Fortunately, most of Carlyle's ideas have been left behind, but not the Great Man notion. It lives on in both theory and practice.
That is, of course, because it is such a convenient fiction in some ways. In a society that depends on its members' taking initiative and suffers when they indulge in free riding, it helps to hold up role models and dangle the incentive of fame and fortune for individual achievement. As David Ogilvy was fond of saying, “Search your parks in all your cities/You'll find no statues of committees.” There is no denying, too, that most would rather listen to a good yarn about a maverick taking on the world and beating the odds. As much as we might revere a studiously deliberative body—like the Supreme Court—there tends to be little romance in its triumphs.
Thus we see publishers shelling out huge advances to leaders willing to tell their tales—as GE's former CEO Jack Welch did in Jack: Straight from the Gut and, more recently, George W. Bush did in Decision Points. But it isn't only the public at large that hangs on such words; many a leadership scholar has written almost as worshipfully as Carlyle about the charismatic power and decision-making genius of great corporate and governmental leaders. One of the more tempered appreciations of leadership decision making is Noel Tichy and Warren Bennis's Judgment: How Winning Leaders Make Great Calls, but still the focus is on famous CEOs and the approaches they personally embrace.
The leadership literature's Great Man obsession might be harmless enough—the management equivalent of romance novels—if it were not for the fact that it fuels real disparities and painful disappointments in society. In the corporate realm, boards of directors, desperate to boost bottom lines, seize upon those few candidates whose track records suggest they are in possession of some fairy dust to sprinkle, and the ensuing bidding war pushes chief executives' salaries sky-high. In 2010, the average CEO in the S&P 500 made $11.4 million in total compensation—343 times the median income for workers in all occupations.14 Modern-day CEO perks often exceed Frederick the Great's—they have airplanes, limousines, security forces, massive expense accounts, and large retinues at their disposal. This despite the fact that, in many cases, the fairy dust never materializes.
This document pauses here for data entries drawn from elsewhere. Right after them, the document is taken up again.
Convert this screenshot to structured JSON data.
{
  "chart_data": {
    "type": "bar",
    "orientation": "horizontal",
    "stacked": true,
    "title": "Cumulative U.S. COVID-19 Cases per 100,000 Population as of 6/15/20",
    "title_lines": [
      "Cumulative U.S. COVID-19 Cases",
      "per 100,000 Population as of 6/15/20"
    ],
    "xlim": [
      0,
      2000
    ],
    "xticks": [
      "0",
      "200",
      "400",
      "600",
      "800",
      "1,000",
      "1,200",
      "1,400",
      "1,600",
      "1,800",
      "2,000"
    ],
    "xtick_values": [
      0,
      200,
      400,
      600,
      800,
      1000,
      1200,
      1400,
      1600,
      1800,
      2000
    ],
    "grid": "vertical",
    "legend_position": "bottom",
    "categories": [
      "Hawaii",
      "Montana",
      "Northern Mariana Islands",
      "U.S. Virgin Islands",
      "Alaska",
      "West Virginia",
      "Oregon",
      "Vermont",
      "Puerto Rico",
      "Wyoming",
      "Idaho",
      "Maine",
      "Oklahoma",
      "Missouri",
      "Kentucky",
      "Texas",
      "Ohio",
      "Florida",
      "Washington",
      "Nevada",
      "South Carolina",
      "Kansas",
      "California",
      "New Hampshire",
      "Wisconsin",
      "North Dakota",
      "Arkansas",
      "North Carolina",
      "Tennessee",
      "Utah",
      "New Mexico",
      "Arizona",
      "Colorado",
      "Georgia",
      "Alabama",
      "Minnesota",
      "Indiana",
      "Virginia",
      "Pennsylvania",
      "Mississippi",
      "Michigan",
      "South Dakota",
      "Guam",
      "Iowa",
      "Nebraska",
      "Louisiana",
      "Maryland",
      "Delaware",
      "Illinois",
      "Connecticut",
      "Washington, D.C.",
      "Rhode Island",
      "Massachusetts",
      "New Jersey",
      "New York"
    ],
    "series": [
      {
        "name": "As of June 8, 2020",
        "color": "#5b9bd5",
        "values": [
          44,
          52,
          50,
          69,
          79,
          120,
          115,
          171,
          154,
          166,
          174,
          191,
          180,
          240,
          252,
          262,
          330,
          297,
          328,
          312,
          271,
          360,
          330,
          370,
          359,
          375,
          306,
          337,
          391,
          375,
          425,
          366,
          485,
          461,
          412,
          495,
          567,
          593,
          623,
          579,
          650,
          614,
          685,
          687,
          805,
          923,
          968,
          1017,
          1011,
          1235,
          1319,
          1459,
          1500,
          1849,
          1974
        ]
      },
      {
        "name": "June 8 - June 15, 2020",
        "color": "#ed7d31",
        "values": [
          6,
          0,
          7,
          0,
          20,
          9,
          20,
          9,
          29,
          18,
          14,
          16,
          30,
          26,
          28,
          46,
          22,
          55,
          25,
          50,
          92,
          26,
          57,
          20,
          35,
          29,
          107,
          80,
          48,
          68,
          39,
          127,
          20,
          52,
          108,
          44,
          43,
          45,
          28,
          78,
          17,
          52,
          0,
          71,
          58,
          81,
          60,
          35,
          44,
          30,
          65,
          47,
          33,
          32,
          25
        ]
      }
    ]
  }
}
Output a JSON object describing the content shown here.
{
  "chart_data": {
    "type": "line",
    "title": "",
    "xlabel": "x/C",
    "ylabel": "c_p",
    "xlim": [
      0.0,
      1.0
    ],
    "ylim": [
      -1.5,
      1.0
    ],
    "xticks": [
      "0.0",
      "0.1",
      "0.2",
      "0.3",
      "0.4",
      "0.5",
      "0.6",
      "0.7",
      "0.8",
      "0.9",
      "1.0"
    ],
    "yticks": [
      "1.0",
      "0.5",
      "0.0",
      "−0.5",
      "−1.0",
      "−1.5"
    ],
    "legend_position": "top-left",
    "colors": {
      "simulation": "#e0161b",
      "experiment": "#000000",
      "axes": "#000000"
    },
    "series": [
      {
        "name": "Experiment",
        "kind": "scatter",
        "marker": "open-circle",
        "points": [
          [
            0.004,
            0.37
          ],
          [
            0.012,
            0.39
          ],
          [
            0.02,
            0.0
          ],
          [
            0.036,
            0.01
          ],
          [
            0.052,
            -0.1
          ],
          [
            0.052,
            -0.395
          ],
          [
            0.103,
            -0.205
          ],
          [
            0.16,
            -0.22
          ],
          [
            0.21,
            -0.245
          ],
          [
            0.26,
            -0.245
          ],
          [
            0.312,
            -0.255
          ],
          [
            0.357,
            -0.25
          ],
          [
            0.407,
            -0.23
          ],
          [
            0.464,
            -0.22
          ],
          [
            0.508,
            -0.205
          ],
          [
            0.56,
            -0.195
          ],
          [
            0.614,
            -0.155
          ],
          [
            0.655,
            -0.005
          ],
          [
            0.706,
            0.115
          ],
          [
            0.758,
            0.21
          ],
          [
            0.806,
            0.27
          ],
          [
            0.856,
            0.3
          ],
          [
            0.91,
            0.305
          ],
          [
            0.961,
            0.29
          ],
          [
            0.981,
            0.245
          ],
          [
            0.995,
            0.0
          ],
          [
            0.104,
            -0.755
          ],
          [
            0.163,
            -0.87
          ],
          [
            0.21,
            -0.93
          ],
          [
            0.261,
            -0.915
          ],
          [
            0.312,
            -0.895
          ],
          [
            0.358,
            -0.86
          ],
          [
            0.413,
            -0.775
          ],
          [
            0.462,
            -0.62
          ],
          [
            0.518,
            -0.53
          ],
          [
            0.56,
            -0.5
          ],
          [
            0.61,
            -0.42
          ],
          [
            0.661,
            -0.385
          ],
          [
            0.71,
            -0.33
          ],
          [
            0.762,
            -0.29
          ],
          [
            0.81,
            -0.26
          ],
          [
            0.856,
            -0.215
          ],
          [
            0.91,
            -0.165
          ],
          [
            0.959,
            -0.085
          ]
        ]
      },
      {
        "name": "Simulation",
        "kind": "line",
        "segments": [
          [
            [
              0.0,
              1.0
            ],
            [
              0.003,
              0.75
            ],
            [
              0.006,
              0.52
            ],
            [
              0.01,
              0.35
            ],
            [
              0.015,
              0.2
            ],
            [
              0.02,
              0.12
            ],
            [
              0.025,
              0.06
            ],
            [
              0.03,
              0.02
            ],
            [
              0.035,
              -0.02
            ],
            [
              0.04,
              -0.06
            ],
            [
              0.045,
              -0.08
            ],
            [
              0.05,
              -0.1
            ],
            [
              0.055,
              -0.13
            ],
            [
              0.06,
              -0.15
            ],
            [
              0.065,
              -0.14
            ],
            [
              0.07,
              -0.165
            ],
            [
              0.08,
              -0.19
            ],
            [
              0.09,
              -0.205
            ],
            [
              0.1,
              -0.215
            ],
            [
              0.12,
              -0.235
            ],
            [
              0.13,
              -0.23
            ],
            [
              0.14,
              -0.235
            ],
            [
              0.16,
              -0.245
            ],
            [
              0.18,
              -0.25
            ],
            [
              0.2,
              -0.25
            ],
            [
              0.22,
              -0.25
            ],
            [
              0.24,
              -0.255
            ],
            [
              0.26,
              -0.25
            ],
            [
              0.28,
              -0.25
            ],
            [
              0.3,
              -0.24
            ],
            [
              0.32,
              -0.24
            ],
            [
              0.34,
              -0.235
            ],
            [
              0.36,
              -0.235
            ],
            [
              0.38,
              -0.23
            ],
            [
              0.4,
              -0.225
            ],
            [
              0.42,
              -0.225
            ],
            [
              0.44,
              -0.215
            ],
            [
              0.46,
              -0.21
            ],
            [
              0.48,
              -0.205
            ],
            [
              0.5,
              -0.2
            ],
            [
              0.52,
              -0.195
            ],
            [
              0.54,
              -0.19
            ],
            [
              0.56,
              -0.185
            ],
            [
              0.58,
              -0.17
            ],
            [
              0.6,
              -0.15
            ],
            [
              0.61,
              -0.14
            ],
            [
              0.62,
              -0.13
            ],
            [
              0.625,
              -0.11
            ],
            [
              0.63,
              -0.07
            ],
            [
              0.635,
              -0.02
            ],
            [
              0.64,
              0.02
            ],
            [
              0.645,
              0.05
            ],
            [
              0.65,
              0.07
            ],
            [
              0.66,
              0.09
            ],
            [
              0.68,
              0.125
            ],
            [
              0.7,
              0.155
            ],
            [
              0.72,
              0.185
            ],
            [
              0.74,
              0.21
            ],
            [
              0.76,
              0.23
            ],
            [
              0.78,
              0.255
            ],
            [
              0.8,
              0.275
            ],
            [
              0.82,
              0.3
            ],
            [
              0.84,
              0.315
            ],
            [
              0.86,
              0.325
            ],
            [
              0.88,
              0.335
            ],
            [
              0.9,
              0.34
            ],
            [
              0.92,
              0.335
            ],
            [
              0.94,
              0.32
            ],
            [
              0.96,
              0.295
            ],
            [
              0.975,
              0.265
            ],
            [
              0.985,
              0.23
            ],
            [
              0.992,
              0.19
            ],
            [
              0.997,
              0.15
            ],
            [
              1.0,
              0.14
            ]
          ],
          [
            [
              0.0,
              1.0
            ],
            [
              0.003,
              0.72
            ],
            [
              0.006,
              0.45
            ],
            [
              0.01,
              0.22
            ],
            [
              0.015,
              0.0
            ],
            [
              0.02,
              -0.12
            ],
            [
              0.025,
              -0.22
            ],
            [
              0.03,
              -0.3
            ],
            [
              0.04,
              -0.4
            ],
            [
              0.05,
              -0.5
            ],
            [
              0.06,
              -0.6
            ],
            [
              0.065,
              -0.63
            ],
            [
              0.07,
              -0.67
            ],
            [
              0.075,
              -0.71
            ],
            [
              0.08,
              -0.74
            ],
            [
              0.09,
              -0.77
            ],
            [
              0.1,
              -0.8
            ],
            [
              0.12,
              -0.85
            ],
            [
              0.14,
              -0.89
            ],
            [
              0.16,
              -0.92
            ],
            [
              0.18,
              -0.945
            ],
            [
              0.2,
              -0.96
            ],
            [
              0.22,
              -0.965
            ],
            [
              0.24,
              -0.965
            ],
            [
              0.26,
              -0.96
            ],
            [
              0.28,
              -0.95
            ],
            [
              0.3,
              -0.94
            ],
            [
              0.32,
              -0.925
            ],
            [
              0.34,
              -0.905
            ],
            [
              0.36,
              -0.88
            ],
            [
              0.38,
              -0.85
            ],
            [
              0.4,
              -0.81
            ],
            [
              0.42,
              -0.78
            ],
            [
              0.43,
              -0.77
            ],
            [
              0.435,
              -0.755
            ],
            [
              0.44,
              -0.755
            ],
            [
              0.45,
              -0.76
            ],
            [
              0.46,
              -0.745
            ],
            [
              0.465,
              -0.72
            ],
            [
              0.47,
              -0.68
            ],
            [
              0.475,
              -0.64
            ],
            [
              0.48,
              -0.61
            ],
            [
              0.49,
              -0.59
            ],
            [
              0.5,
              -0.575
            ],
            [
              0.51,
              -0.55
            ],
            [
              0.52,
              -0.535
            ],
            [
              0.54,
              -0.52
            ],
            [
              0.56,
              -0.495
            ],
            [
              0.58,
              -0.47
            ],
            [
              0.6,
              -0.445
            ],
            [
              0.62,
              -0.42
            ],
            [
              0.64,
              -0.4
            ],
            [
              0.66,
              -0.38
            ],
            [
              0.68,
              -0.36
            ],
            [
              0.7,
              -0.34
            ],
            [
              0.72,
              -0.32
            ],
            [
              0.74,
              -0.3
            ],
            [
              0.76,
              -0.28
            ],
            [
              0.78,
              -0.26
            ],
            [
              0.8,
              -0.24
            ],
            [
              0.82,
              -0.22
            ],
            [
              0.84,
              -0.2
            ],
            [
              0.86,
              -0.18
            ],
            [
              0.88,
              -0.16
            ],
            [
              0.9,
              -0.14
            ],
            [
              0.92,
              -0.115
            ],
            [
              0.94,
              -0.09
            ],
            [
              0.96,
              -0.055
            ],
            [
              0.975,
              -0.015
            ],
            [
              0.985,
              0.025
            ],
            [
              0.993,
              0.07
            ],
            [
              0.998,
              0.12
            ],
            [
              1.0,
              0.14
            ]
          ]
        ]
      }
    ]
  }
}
And in government, while we don't pay our Great Men so much, we continue to believe—despite much evidence to the contrary—that they are the solution to all the world's (or at least the country's) problems. We devote an increasing amount of attention to them in presidential campaigns. We ascribe (at least if they represent our party and political beliefs) heroic traits to them. We hold them accountable for realizing all our dreams and aspirations, for finding us jobs and making our house prices increase. Like the image dreamed by Nebuchadnezzar, King of Babylon, the reality on the ground is not as impressive:
Thou, O king, sawest, and behold a great image. This great image, whose brightness was excellent, stood before thee; and the form thereof was terrible.